Launch mini paper airplanes from your desk, without ever winding up your arm. Perfect for office shenanigans or other indoor fun!
By using common electrical components we can make our own electric paper airplane launcher!
You might even discover you have many of the parts required already laying around, especially if you have any old toys with small DC motors.
Check out the launcher in action:
Pretty neat, right?Enough talk, let's launch some airplanes!
Step 1: Tools + Materials
Step 2: Wiring Diagram
Each DC motor is rated at 3V and each AAA battery is rated for 1.5V, so we'll need 2 AAA batteries and our motors to be wired in parallel.
The neat thing about these toy DC motors is that if you reverse the polarity they spin the other direction. Using this concept we can wire each motor up inversely to each other and create a opposing rotations, allowing a pinch-point to be formed by the rotors when placed next to each other. Then, by attaching rubber grommets to the rotor heads, we can use that pinch-point as a method to fling our paper airplane.
A switch was added to allow the motors to be user controlled.
Use care when wiring and don't short circuit your motors (like I did), or your batteries (which I also did).
Step 3: Make Openings in Hobby Box
Openings will need to be made for each rotor head, with allowance for the grommets, and for the switch and cables. I cut a large opening in one side of my box, exposing the entire front portion of the motor including the heads. Then, a large bore hole was drilled into the top for the switch and a smaller hole on the other end for the battery cables.
Your hobby box will be different, experiment with positions to find a nice compact solution.
For clean edges I used a rotary tool, but a hacksaw or sharp hobby knife would also work. These tools are dangerious, so be safe when cutting and wear appropriate safety equipment.
Step 4: Stuff Components
After wiring your components and cutting openings in your hobby box it's time to stuff the former in the latter.
Use hot glue to hold everything in place, ensuring that the motor heads are clearly exposed.
Next, place the rubber grommets on each head, once installed the grommets should be lightly touching or have a slight gap between them.
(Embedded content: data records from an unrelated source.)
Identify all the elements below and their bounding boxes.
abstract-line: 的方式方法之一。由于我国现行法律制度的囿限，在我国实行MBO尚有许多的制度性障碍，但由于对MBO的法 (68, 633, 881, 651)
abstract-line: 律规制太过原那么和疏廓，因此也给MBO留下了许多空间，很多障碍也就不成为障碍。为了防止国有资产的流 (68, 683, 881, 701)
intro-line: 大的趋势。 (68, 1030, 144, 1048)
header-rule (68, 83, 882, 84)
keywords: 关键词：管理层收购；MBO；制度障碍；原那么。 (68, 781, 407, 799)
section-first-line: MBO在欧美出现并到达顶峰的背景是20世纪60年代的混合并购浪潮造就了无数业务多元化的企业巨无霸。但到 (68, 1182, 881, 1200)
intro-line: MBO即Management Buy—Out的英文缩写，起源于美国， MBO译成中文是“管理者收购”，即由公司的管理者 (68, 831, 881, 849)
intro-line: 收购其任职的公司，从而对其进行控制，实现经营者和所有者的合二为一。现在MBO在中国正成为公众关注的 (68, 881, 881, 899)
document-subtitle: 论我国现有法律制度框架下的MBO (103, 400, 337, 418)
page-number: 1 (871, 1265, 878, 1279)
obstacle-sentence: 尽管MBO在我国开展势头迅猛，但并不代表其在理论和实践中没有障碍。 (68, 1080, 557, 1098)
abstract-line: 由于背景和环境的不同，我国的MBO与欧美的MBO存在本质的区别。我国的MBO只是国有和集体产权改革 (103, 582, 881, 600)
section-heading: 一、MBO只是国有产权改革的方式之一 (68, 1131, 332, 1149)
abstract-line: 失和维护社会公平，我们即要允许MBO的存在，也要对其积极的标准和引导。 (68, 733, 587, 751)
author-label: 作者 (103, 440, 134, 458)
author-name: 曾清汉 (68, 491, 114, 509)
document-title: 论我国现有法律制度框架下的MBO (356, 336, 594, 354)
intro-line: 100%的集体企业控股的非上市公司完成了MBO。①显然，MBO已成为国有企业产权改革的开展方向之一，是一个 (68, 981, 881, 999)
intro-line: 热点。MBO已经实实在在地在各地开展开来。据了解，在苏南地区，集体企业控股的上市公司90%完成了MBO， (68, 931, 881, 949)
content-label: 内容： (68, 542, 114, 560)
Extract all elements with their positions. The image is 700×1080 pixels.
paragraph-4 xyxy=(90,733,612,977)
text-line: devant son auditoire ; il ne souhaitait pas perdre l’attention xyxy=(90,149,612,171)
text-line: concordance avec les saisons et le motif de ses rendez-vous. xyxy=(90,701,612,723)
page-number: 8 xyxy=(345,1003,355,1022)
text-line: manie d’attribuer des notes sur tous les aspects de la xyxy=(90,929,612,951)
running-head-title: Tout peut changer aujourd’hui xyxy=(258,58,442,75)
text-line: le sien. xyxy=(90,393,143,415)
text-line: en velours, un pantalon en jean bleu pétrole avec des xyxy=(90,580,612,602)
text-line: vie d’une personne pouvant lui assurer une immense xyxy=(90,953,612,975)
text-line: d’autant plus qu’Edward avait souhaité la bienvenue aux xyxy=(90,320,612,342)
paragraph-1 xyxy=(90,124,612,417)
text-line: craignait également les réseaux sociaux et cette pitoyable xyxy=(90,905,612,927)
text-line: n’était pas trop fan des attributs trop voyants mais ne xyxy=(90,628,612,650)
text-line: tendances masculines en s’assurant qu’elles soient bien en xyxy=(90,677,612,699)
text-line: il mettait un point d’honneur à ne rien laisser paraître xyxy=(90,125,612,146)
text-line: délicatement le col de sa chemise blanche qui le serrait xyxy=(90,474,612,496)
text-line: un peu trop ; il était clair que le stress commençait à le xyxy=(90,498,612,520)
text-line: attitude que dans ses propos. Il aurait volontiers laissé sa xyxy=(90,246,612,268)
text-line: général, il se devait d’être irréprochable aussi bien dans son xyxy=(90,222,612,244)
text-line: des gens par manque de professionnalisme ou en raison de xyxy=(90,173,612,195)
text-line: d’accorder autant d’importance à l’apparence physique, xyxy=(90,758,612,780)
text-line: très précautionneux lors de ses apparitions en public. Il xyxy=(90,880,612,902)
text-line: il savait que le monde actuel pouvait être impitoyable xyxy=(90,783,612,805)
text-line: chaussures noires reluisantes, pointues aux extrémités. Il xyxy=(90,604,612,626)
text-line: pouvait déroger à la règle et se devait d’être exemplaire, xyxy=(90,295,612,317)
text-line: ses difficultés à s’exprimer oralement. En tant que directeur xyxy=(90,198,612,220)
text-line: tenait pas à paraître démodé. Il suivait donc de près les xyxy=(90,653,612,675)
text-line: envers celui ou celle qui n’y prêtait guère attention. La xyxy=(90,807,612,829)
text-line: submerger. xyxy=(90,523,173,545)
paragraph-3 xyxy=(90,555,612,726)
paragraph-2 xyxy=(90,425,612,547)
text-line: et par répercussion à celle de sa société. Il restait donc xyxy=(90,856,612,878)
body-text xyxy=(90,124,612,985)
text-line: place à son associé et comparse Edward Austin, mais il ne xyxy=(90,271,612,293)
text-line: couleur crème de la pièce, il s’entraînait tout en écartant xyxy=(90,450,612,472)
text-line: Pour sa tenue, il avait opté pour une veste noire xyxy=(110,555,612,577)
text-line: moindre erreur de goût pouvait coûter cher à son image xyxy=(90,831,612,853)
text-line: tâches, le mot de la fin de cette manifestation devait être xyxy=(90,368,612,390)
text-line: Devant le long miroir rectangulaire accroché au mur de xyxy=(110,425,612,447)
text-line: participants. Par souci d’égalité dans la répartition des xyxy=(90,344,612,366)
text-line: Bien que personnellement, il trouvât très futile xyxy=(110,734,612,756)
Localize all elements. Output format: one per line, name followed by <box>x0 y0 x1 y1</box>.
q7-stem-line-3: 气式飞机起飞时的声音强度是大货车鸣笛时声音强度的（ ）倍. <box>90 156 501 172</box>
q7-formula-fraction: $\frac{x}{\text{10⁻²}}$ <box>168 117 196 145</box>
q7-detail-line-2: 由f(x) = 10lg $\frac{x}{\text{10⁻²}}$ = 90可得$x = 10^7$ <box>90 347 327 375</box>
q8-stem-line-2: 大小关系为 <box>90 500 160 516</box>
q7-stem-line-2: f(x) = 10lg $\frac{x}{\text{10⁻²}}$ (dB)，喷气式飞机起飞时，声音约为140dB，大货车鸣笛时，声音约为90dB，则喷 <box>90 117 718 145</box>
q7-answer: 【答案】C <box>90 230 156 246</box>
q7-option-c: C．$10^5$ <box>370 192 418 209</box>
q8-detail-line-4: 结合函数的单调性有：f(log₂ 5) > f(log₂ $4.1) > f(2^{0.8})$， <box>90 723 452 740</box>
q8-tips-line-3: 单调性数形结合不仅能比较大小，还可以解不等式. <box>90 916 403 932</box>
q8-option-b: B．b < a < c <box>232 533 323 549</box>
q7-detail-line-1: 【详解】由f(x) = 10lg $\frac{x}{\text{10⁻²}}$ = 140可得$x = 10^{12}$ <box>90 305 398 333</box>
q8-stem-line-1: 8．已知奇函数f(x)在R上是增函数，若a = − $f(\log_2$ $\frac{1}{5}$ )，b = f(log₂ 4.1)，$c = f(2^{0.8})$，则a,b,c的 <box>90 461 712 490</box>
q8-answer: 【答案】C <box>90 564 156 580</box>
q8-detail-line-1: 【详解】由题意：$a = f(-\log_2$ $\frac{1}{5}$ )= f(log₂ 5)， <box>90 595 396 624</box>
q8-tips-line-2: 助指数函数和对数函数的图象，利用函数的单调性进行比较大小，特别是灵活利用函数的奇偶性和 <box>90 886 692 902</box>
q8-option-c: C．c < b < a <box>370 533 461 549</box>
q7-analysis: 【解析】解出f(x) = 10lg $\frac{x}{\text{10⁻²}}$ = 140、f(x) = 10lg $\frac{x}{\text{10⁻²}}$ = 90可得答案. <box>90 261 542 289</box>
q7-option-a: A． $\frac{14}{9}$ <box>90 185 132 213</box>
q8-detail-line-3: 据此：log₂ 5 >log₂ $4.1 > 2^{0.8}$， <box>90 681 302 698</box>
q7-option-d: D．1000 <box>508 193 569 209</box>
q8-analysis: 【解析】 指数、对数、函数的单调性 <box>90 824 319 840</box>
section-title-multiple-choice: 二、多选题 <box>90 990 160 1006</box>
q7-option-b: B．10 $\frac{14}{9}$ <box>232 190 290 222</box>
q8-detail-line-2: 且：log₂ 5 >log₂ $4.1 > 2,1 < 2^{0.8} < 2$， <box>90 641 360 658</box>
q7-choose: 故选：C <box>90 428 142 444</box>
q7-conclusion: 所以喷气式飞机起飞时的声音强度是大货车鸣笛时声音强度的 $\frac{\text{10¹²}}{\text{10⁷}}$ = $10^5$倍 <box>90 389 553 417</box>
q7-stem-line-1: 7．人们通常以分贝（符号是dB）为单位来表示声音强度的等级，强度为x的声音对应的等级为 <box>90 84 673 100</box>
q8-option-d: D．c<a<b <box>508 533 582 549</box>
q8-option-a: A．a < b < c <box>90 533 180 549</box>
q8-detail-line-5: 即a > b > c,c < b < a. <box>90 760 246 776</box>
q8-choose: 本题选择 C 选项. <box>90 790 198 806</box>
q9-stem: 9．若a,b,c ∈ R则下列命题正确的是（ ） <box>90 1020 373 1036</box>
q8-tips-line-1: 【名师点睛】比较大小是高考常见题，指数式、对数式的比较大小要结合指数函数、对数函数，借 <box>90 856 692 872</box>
If the grommets have too much friction the motors won't turn and if the gap is too large your airplanes won't get any traction. Fine tune as necessary to ensure smooth, unhindered operation.
Step 5: Add Guide Rails
These motors are tiny but powerful, so powerful that guide rails had to be included to keep the plane on desired trajectory and not getting whipped in some random direction. Rigid, thin guide rails were cut from scrap plastic and placed inside of motor heads, under the grommets. The guide rails direct the airplane into the pinch point and out the other side, directing the plane towards where ever you point it.
With the guide rails installed you're all done, put some fresh batteries in your launcher and test it out!